In this matter, Barker J made a determination recognising the exclusive native title rights and interests of the Ngurra Kyanta people in relation to the Part B areas of the WAD410/2012 (Ngurra Kayanta) and WAD326/2015 (Ngurra Kayanta #2) applications. Both applications cover the same area of land and waters, with Ngurra Kayanta #2 filed to seek the benefit of s 47B of the Native Title Act 1993 (Cth) (NTA).

Ngurra Kayanta was filed in December 2012 and amended in May 2015. Ngurra Kayanta #2 was filed in June 2015. The Part A area was determined by consent in August 2016. The Part B applications were determined together pursuant to s 67(1) of the NTA. The parties to the Part B area were the applicant, the State of Western Australia, the Shire of Halls Creek and Central Desert Native Title Services Ltd.

On 10 December 2015, the Commonwealth intervened due to an issue regarding the entitlement by the State to compensation from the Commonwealth arising under s 53 of the NTA with respect to the application of s 47B to parts of Ngurra Kayanta and Ngurra Kayanta #2.

The only issue remaining between the parties was whether s 47B applied to the area. In May 2017, the Court found that it applied to disregard any prior extinguishment in relation to the whole of the determination area: Helicopter Tjungarrayi on behalf of the Ngurra Kayanta People v State of Western Australia (No 2) [2017] FCA 587.

The determination was proposed pursuant to s 94A and s 225 of the NTA to take effect once a prescribed body corporate is determined by the Court under s 56 or s 57 of the NTA. The applicant submitted that as all matters in controversy between the parties have been determined, either by way of admissions in pleadings or decision of the Court, the Court could proceed to make a determination of native title in accordance with ss 61, 81, 94A and 225 of the NTA. In the circumstances, the applicant submitted that it was unnecessary for the Court to consider whether s 87 or s 87A might also apply.

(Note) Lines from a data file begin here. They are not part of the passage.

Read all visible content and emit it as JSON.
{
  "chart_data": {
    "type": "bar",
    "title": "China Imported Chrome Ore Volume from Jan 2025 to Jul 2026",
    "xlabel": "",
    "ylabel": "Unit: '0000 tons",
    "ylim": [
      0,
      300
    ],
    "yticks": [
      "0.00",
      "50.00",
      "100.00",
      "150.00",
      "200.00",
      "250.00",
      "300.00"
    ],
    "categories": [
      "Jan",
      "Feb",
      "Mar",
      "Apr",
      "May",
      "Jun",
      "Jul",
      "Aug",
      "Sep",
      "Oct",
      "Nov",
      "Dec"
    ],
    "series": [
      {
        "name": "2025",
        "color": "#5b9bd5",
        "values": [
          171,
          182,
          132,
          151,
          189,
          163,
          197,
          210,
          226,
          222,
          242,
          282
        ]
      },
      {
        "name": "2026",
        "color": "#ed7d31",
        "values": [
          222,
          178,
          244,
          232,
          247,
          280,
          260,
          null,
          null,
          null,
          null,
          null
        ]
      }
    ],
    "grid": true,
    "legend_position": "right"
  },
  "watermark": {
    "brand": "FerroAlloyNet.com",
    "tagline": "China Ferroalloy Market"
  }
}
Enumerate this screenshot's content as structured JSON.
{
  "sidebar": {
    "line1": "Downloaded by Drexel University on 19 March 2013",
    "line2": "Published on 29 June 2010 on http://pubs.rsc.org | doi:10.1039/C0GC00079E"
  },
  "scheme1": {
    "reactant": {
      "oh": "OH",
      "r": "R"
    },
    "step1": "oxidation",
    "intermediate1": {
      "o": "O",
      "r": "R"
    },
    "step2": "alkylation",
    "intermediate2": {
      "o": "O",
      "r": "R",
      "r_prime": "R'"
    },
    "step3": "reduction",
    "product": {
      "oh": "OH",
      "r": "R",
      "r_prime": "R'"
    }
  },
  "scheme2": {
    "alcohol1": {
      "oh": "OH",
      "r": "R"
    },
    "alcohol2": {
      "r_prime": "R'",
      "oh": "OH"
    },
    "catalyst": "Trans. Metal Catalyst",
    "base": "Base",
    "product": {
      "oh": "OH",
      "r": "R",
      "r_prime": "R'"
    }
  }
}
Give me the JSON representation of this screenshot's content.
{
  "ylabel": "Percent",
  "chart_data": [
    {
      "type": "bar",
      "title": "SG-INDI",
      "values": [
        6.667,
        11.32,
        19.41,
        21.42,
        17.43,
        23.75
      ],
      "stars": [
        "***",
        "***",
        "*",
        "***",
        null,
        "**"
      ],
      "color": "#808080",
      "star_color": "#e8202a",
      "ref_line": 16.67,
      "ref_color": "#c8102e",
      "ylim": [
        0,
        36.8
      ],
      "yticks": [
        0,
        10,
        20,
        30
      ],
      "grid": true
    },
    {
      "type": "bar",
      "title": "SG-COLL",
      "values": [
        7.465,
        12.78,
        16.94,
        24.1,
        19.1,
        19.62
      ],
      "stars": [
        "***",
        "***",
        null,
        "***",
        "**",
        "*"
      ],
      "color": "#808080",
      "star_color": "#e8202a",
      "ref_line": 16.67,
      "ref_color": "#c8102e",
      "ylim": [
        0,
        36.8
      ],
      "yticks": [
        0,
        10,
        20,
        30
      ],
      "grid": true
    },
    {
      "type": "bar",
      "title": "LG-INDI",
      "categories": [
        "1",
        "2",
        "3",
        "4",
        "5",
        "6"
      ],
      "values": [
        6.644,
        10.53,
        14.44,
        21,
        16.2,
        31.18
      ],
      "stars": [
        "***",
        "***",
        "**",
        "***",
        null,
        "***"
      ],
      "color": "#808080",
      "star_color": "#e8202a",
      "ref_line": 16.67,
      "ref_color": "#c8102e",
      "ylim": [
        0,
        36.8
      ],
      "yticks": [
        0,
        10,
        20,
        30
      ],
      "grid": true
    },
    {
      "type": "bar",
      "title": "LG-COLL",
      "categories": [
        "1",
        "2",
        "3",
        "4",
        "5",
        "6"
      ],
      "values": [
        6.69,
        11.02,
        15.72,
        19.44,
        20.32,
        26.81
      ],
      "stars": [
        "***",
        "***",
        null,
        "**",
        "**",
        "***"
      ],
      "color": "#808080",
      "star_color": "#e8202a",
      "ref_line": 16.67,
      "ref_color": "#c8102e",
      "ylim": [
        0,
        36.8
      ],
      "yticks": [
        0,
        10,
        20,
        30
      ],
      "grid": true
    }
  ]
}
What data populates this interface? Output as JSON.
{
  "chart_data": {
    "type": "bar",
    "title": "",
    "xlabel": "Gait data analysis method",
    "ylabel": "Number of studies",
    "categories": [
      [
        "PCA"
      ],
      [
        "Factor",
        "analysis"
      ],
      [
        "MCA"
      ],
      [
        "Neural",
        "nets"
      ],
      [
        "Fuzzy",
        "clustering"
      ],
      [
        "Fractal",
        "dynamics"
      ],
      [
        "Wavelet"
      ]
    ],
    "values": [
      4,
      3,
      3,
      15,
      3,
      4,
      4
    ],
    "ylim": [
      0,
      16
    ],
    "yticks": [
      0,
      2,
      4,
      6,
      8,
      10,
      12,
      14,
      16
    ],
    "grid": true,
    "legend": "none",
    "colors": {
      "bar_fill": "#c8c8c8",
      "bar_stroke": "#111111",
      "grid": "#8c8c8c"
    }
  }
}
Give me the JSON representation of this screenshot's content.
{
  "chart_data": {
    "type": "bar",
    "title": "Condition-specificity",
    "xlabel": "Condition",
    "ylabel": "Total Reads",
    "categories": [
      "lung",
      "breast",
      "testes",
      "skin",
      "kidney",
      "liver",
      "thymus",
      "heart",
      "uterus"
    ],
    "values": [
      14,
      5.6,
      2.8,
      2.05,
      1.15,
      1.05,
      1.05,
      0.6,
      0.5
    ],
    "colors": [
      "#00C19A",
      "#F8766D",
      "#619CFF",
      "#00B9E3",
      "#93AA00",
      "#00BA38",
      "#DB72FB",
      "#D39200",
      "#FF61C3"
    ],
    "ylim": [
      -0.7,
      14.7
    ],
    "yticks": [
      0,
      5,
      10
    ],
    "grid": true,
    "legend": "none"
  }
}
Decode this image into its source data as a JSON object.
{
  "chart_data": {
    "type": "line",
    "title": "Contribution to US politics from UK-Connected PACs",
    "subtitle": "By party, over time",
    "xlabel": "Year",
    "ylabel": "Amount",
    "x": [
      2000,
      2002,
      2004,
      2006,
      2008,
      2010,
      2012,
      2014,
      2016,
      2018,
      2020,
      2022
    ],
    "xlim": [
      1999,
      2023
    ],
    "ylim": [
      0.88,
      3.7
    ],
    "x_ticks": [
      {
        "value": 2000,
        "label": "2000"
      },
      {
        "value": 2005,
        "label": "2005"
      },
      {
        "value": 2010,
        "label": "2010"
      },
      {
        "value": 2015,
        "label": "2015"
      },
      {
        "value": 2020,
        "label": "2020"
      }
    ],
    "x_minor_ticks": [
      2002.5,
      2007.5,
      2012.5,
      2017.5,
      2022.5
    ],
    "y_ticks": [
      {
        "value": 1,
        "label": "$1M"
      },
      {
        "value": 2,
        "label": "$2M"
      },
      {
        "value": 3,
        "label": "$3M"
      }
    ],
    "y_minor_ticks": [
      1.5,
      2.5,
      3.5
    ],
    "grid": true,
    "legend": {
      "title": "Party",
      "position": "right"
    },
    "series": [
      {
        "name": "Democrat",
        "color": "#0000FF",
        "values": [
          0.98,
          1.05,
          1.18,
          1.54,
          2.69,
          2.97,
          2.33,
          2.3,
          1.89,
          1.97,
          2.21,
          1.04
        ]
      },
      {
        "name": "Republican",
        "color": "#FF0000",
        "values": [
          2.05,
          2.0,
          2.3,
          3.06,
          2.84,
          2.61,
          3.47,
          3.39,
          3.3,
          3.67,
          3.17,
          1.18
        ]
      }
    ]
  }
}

Barker J considered that Brown (on behalf of the Ngarla People) v State of Western Australia (No 3) [2010] FCA 859; Aplin on behalf of the Waanyi Peoples v State of Queensland (No 3) [2010] FCA 1515; Willis on behalf of the Pilki People v State of Western Australia (No 2) [2014] FCA 1293; and Birriliburu People v State of Western Australia [2016] FCA 671 confirm the Court’s power to make a determination where all issues in the proceeding have been resolved by way of admissions in pleadings and the prior resolution of any outstanding issues. His Honour was satisfied that the determination sought by the applicant should be made. The issue of the applicability of s 87 or s 87A of the NTA was not agitated by the parties, and his Honour found it unnecessary to consider the question of the applicability of those provisions in the circumstances of the case.

The nature and extent of the native title rights and interests recognised are the right to possession, occupation, use and enjoyment of the determination area to the exclusion of all others. Non-exclusive rights were recognised in relation to water.

The determination requires that the nomination of a prescribed body corporate occur within six months of the determination being made and, in the event there is no nomination, either a further extension of time for this to occur or the matter be listed for further directions.